A PRIMEIRA AULA DE MÚSICA
Tudo estava pronto para o primeiro dia de aula de música de minha turma. Era festa, muita festa. Iríamos festejar e aprender as primeiras notas: dó, ré, mi...
O Sr. Benedito, mais conhecido por Sr. Benê, seria o nosso professor. Era ele muito calmo, um pouco sério e com um profundo conhecimento didático do assunto. Éramos eu, o Lélis, o Wellington, o Lúis Carlos e o Pedro, este, coitado...
Ficamos ansiosos para a primeira aula e mal começava o dia, já contávamos para chegar às dezenove horas, o horário previsto.
Ai chegaram as horas e juntos fomos para o prédio da Prefeitura.
O prédio da prefeitura era uma construção bem antiga. Conta-se que fora construído por volta do ano de um mil e oitocentos e qualquer coisa, algo assim. Sua arquitetura era de estilo barroco, mais ou menos, com janelas muito grandes e altas, portas de mais ou menos três metros de altura e paredes de até um metro e meio de espessuras, com péssima iluminação, forros soltando carunchos e pisos feito de assoalhos, com as pisadas das pessoas, saiam barulhos estranhos, quase rastejantes.
Chegamos. Fomos adentrando pelo prédio, muito escuro, com uma escada velha, cheia de voltas e alguns dos degraus quebrados, que sufoco.
Eu sempre era um pouco medroso. Tinha medo de tudo, até mesmo de minha própria sombra. Jamais andava sozinho na noite com medo de fantasmas. Ouvia muitas estórias, principalmente de assombrações e mula sem cabeça, tinha muito medo.
Quando começamos a subir, o eco de nossos passos, na escada quebrada, eram ouvidos e repetidos várias vezes sob o efeito do eco. Dois passos prevaleciam quatro. O medo foi aproximando de nós.
Lélis, que barulho é esse... Oh, já ouvi comentários que o antigo prefeito, o Sr.... morreu dentro do gabinete e não gosta de ninguém aqui após as oito horas...
Assim, estremecíamos de tanto medo. Ouvíamos os vôos dos morcegos no teto, das corujas no telhado e dos pombos nos ninhos. Era amargura total. Não tínhamos coragem. Ficamos no meio da escada, com nossas pernas trêmulas e medo tomava-nos e o pavor era tão grande que no grito da garganta era nossa arma.
O Pedro, muito gordinho na época, custava para subir as escadas e dizia que bruxas, fantasmas e vampiros saiam de suas tocas e viriam ao nosso encontro. Era a recepção para nossa aula. O Luiz Carlos começava a chorar e pedia pelo auxilio de sua mãe. Todos com medo. Até uma mosca que voava já representava o mais temido dos fantasmas, que sufoco.
Vamos, dizia Wellington, vamos para a aula ou vamos embora. Se vocês não forem, eu mesmo subo e não darei confiança para vocês.
Eu disse que era para esperarmos o Sr.

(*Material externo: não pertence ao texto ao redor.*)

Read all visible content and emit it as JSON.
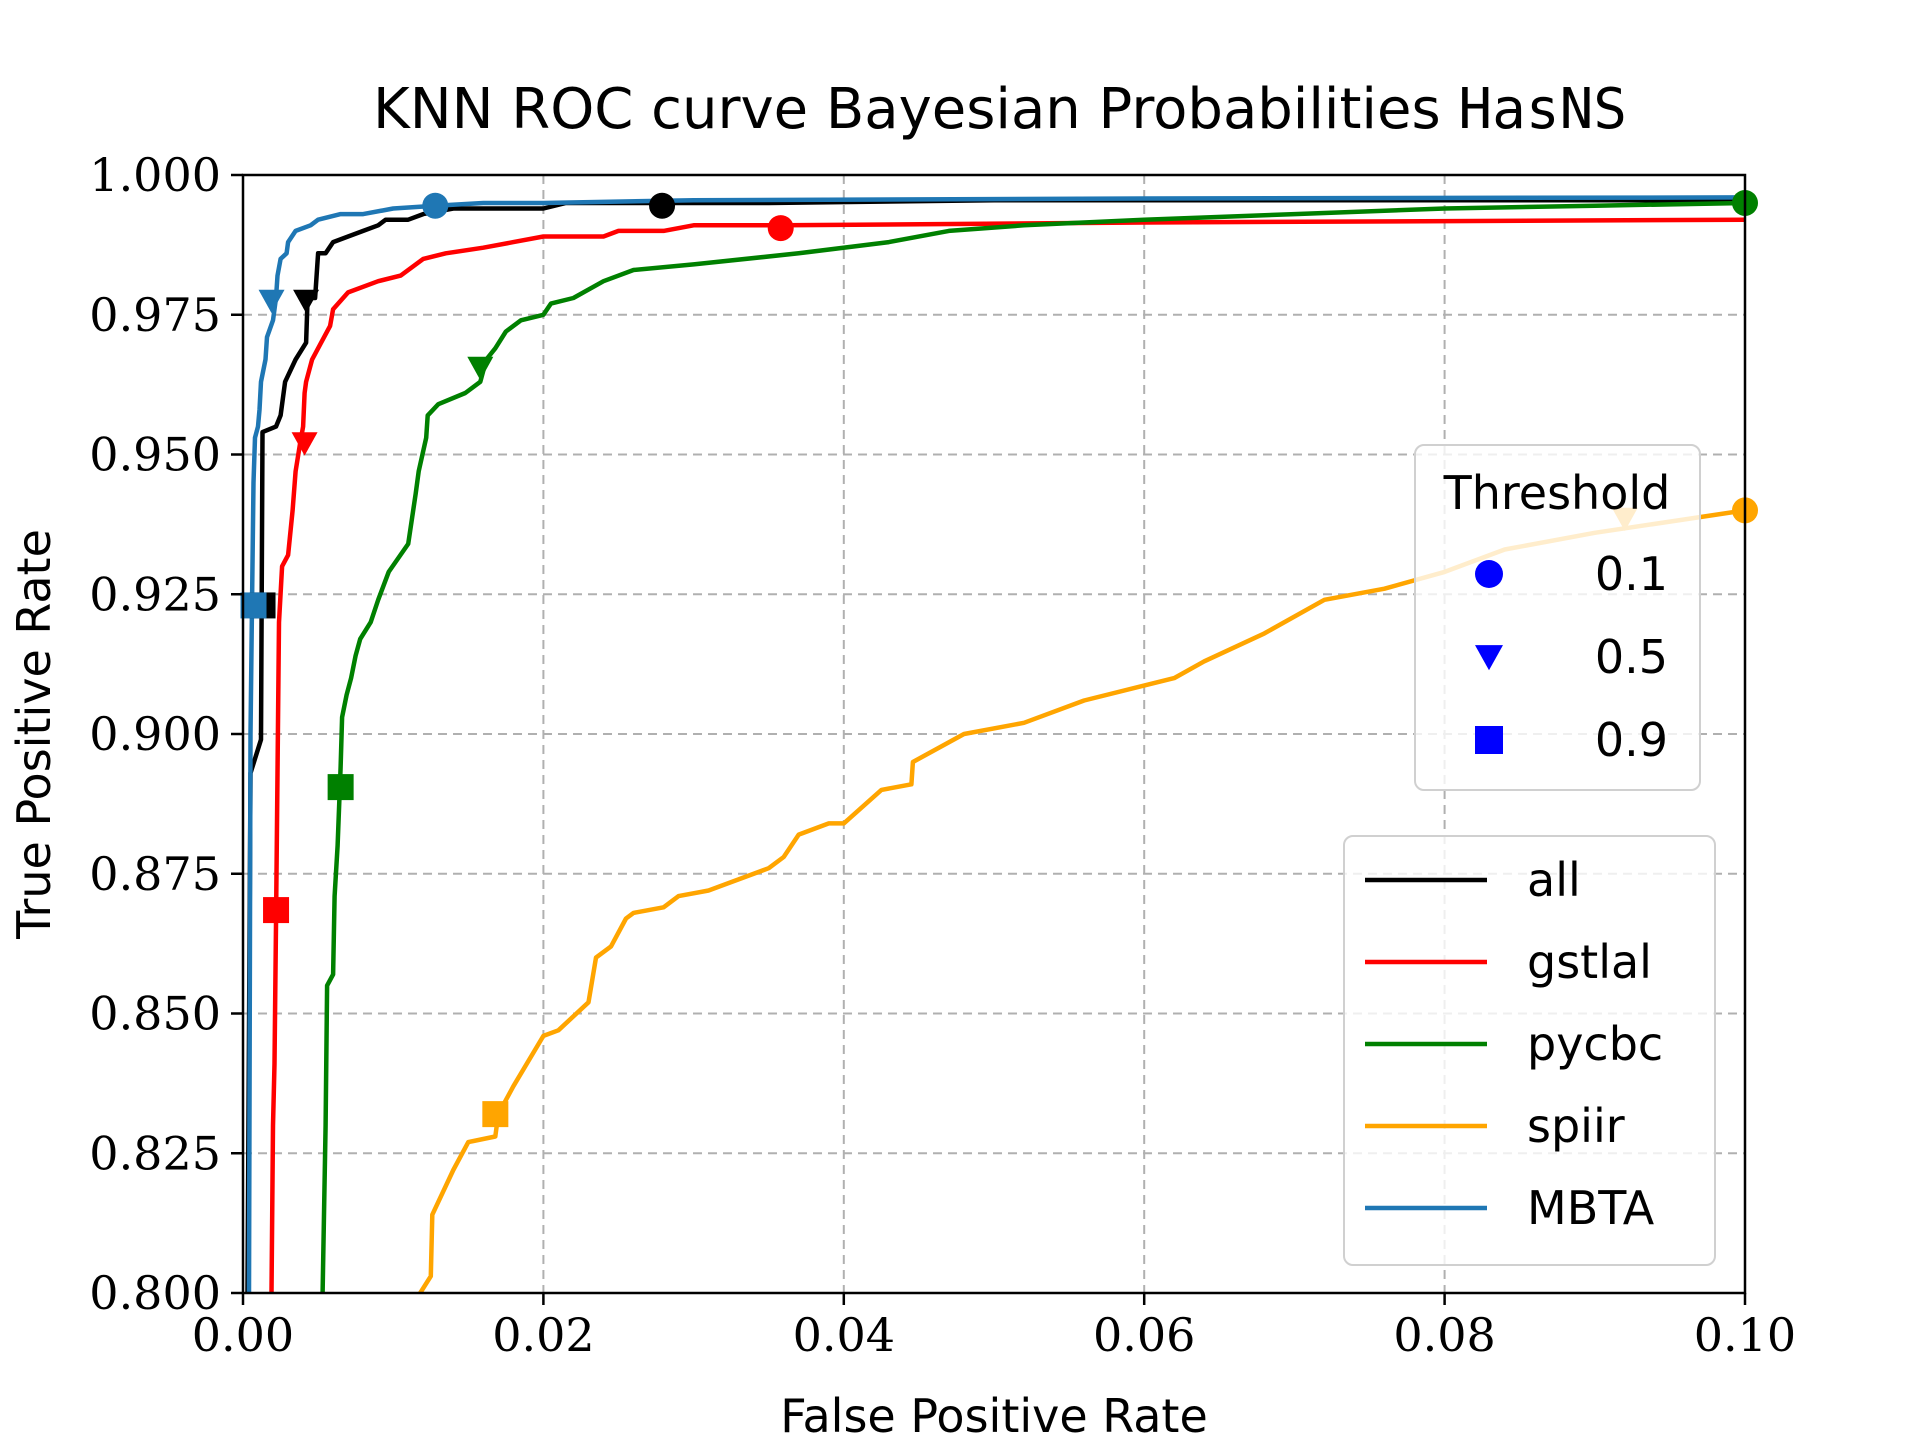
{
  "chart_data": {
    "type": "line",
    "title": "KNN ROC curve Bayesian Probabilities ",
    "title_code": "HasNS",
    "xlabel": "False Positive Rate",
    "ylabel": "True Positive Rate",
    "xlim": [
      0.0,
      0.1
    ],
    "ylim": [
      0.8,
      1.0
    ],
    "grid": true,
    "x_ticks": [
      0.0,
      0.02,
      0.04,
      0.06,
      0.08,
      0.1
    ],
    "x_tick_labels": [
      "0.00",
      "0.02",
      "0.04",
      "0.06",
      "0.08",
      "0.10"
    ],
    "y_ticks": [
      0.8,
      0.825,
      0.85,
      0.875,
      0.9,
      0.925,
      0.95,
      0.975,
      1.0
    ],
    "y_tick_labels": [
      "0.800",
      "0.825",
      "0.850",
      "0.875",
      "0.900",
      "0.925",
      "0.950",
      "0.975",
      "1.000"
    ],
    "series_legend": {
      "placement": "lower-right",
      "entries": [
        "all",
        "gstlal",
        "pycbc",
        "spiir",
        "MBTA"
      ]
    },
    "threshold_legend": {
      "placement": "center-right",
      "title": "Threshold",
      "marker_color": "#0000ff",
      "entries": [
        {
          "label": "0.1",
          "marker": "circle"
        },
        {
          "label": "0.5",
          "marker": "triangle-down"
        },
        {
          "label": "0.9",
          "marker": "square"
        }
      ]
    },
    "series": [
      {
        "name": "all",
        "color": "#000000",
        "points": [
          [
            0.0003,
            0.8
          ],
          [
            0.0005,
            0.893
          ],
          [
            0.0012,
            0.899
          ],
          [
            0.0013,
            0.954
          ],
          [
            0.0022,
            0.955
          ],
          [
            0.0025,
            0.957
          ],
          [
            0.0028,
            0.963
          ],
          [
            0.0035,
            0.967
          ],
          [
            0.0042,
            0.97
          ],
          [
            0.0043,
            0.978
          ],
          [
            0.0048,
            0.978
          ],
          [
            0.005,
            0.986
          ],
          [
            0.0055,
            0.986
          ],
          [
            0.006,
            0.988
          ],
          [
            0.007,
            0.989
          ],
          [
            0.008,
            0.99
          ],
          [
            0.009,
            0.991
          ],
          [
            0.0095,
            0.992
          ],
          [
            0.011,
            0.992
          ],
          [
            0.012,
            0.993
          ],
          [
            0.014,
            0.994
          ],
          [
            0.016,
            0.994
          ],
          [
            0.02,
            0.994
          ],
          [
            0.0215,
            0.995
          ],
          [
            0.024,
            0.995
          ],
          [
            0.026,
            0.995
          ],
          [
            0.028,
            0.995
          ],
          [
            0.035,
            0.995
          ],
          [
            0.05,
            0.9955
          ],
          [
            0.1,
            0.9955
          ]
        ],
        "markers": [
          {
            "threshold": 0.1,
            "x": 0.0279,
            "y": 0.9945
          },
          {
            "threshold": 0.5,
            "x": 0.0042,
            "y": 0.9775
          },
          {
            "threshold": 0.9,
            "x": 0.0013,
            "y": 0.923
          }
        ]
      },
      {
        "name": "gstlal",
        "color": "#ff0000",
        "points": [
          [
            0.0019,
            0.8
          ],
          [
            0.002,
            0.83
          ],
          [
            0.0021,
            0.841
          ],
          [
            0.0022,
            0.866
          ],
          [
            0.0023,
            0.893
          ],
          [
            0.0024,
            0.92
          ],
          [
            0.0026,
            0.93
          ],
          [
            0.003,
            0.932
          ],
          [
            0.0033,
            0.94
          ],
          [
            0.0035,
            0.947
          ],
          [
            0.0038,
            0.952
          ],
          [
            0.004,
            0.955
          ],
          [
            0.0041,
            0.961
          ],
          [
            0.0042,
            0.963
          ],
          [
            0.0046,
            0.967
          ],
          [
            0.0052,
            0.97
          ],
          [
            0.0058,
            0.973
          ],
          [
            0.006,
            0.976
          ],
          [
            0.007,
            0.979
          ],
          [
            0.009,
            0.981
          ],
          [
            0.0105,
            0.982
          ],
          [
            0.012,
            0.985
          ],
          [
            0.0135,
            0.986
          ],
          [
            0.016,
            0.987
          ],
          [
            0.018,
            0.988
          ],
          [
            0.02,
            0.989
          ],
          [
            0.024,
            0.989
          ],
          [
            0.025,
            0.99
          ],
          [
            0.028,
            0.99
          ],
          [
            0.03,
            0.991
          ],
          [
            0.036,
            0.991
          ],
          [
            0.06,
            0.9915
          ],
          [
            0.1,
            0.992
          ]
        ],
        "markers": [
          {
            "threshold": 0.1,
            "x": 0.0358,
            "y": 0.9905
          },
          {
            "threshold": 0.5,
            "x": 0.0041,
            "y": 0.952
          },
          {
            "threshold": 0.9,
            "x": 0.0022,
            "y": 0.8685
          }
        ]
      },
      {
        "name": "pycbc",
        "color": "#008000",
        "points": [
          [
            0.0053,
            0.8
          ],
          [
            0.0055,
            0.83
          ],
          [
            0.0056,
            0.855
          ],
          [
            0.006,
            0.857
          ],
          [
            0.0061,
            0.871
          ],
          [
            0.0063,
            0.88
          ],
          [
            0.0065,
            0.894
          ],
          [
            0.0066,
            0.903
          ],
          [
            0.0069,
            0.907
          ],
          [
            0.0072,
            0.91
          ],
          [
            0.0075,
            0.914
          ],
          [
            0.0078,
            0.917
          ],
          [
            0.0085,
            0.92
          ],
          [
            0.009,
            0.924
          ],
          [
            0.0097,
            0.929
          ],
          [
            0.011,
            0.934
          ],
          [
            0.0115,
            0.943
          ],
          [
            0.0117,
            0.947
          ],
          [
            0.0122,
            0.953
          ],
          [
            0.0123,
            0.957
          ],
          [
            0.013,
            0.959
          ],
          [
            0.0148,
            0.961
          ],
          [
            0.0158,
            0.963
          ],
          [
            0.0162,
            0.967
          ],
          [
            0.0168,
            0.969
          ],
          [
            0.0175,
            0.972
          ],
          [
            0.0185,
            0.974
          ],
          [
            0.02,
            0.975
          ],
          [
            0.0205,
            0.977
          ],
          [
            0.022,
            0.978
          ],
          [
            0.024,
            0.981
          ],
          [
            0.026,
            0.983
          ],
          [
            0.03,
            0.984
          ],
          [
            0.037,
            0.986
          ],
          [
            0.043,
            0.988
          ],
          [
            0.047,
            0.99
          ],
          [
            0.052,
            0.991
          ],
          [
            0.06,
            0.992
          ],
          [
            0.07,
            0.993
          ],
          [
            0.08,
            0.994
          ],
          [
            0.09,
            0.9945
          ],
          [
            0.1,
            0.995
          ]
        ],
        "markers": [
          {
            "threshold": 0.1,
            "x": 0.1,
            "y": 0.995
          },
          {
            "threshold": 0.5,
            "x": 0.0158,
            "y": 0.9655
          },
          {
            "threshold": 0.9,
            "x": 0.0065,
            "y": 0.8905
          }
        ]
      },
      {
        "name": "spiir",
        "color": "#ffa500",
        "points": [
          [
            0.0118,
            0.8
          ],
          [
            0.0125,
            0.803
          ],
          [
            0.0126,
            0.814
          ],
          [
            0.014,
            0.822
          ],
          [
            0.015,
            0.827
          ],
          [
            0.0168,
            0.828
          ],
          [
            0.017,
            0.832
          ],
          [
            0.018,
            0.837
          ],
          [
            0.02,
            0.846
          ],
          [
            0.021,
            0.847
          ],
          [
            0.023,
            0.852
          ],
          [
            0.0235,
            0.86
          ],
          [
            0.0245,
            0.862
          ],
          [
            0.0255,
            0.867
          ],
          [
            0.026,
            0.868
          ],
          [
            0.028,
            0.869
          ],
          [
            0.029,
            0.871
          ],
          [
            0.031,
            0.872
          ],
          [
            0.035,
            0.876
          ],
          [
            0.036,
            0.878
          ],
          [
            0.037,
            0.882
          ],
          [
            0.039,
            0.884
          ],
          [
            0.04,
            0.884
          ],
          [
            0.0425,
            0.89
          ],
          [
            0.0445,
            0.891
          ],
          [
            0.0446,
            0.895
          ],
          [
            0.048,
            0.9
          ],
          [
            0.052,
            0.902
          ],
          [
            0.056,
            0.906
          ],
          [
            0.062,
            0.91
          ],
          [
            0.064,
            0.913
          ],
          [
            0.068,
            0.918
          ],
          [
            0.072,
            0.924
          ],
          [
            0.076,
            0.926
          ],
          [
            0.08,
            0.929
          ],
          [
            0.084,
            0.933
          ],
          [
            0.09,
            0.936
          ],
          [
            0.095,
            0.938
          ],
          [
            0.1,
            0.94
          ]
        ],
        "markers": [
          {
            "threshold": 0.1,
            "x": 0.1,
            "y": 0.94
          },
          {
            "threshold": 0.5,
            "x": 0.092,
            "y": 0.9385
          },
          {
            "threshold": 0.9,
            "x": 0.0168,
            "y": 0.832
          }
        ]
      },
      {
        "name": "MBTA",
        "color": "#1f77b4",
        "points": [
          [
            0.0004,
            0.8
          ],
          [
            0.0005,
            0.9
          ],
          [
            0.0006,
            0.923
          ],
          [
            0.0007,
            0.945
          ],
          [
            0.0008,
            0.953
          ],
          [
            0.001,
            0.955
          ],
          [
            0.0011,
            0.958
          ],
          [
            0.0012,
            0.963
          ],
          [
            0.0015,
            0.967
          ],
          [
            0.0016,
            0.971
          ],
          [
            0.002,
            0.974
          ],
          [
            0.0022,
            0.978
          ],
          [
            0.0023,
            0.982
          ],
          [
            0.0025,
            0.985
          ],
          [
            0.0029,
            0.986
          ],
          [
            0.003,
            0.988
          ],
          [
            0.0035,
            0.99
          ],
          [
            0.0045,
            0.991
          ],
          [
            0.005,
            0.992
          ],
          [
            0.0065,
            0.993
          ],
          [
            0.008,
            0.993
          ],
          [
            0.01,
            0.994
          ],
          [
            0.0128,
            0.9945
          ],
          [
            0.016,
            0.995
          ],
          [
            0.02,
            0.995
          ],
          [
            0.03,
            0.9955
          ],
          [
            0.06,
            0.9958
          ],
          [
            0.1,
            0.996
          ]
        ],
        "markers": [
          {
            "threshold": 0.1,
            "x": 0.0128,
            "y": 0.9945
          },
          {
            "threshold": 0.5,
            "x": 0.0019,
            "y": 0.9775
          },
          {
            "threshold": 0.9,
            "x": 0.0007,
            "y": 0.923
          }
        ]
      }
    ]
  }
}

Benê lá embaixo, mas o Lélis disse que ele ainda não tinha chegado e nós estávamos parados ali, sem destino e subir, de gritar, de chorar ou de ir embora. Não sabíamos de nada.
De repente, ouvimos alguma coisa que caia sobre o assoalho. Era um barulho muito forte. Seguido de uma voz rouca e um arrasto de pés e dizia “ agora eu pego vocês, vou prender todos vocês nesta sala e deixar até na segunda-feira, não precisa fazer nenhum rancor, desta vez vocês não me escapam.
Foi a gota d’água que faltava. Não tivemos outra escolha a não ser gritar, chorar, correr, cair e sumir prédio afora e nunca mais voltarmos. Quando corríamos, escutamos a mesma voz que dizia “ não correm, eu vou buscar vocês, por favor, não vão embora, eu estou aqui por conta de vocês”
Na segunda-feira o Sr. Benê foi às nossas casas para explicar que não tinha nenhum fantasma, que o barulho foi o arquivo das pautas musicais que caíram e ele teve que prendê-las com cordas e os passos eram dele para poder juntar as partituras.
Pensando bem, eu e o Lélis não retornamos para as aulas. Fomos aprender música dez anos após este acontecimento em outra sede da banda de música.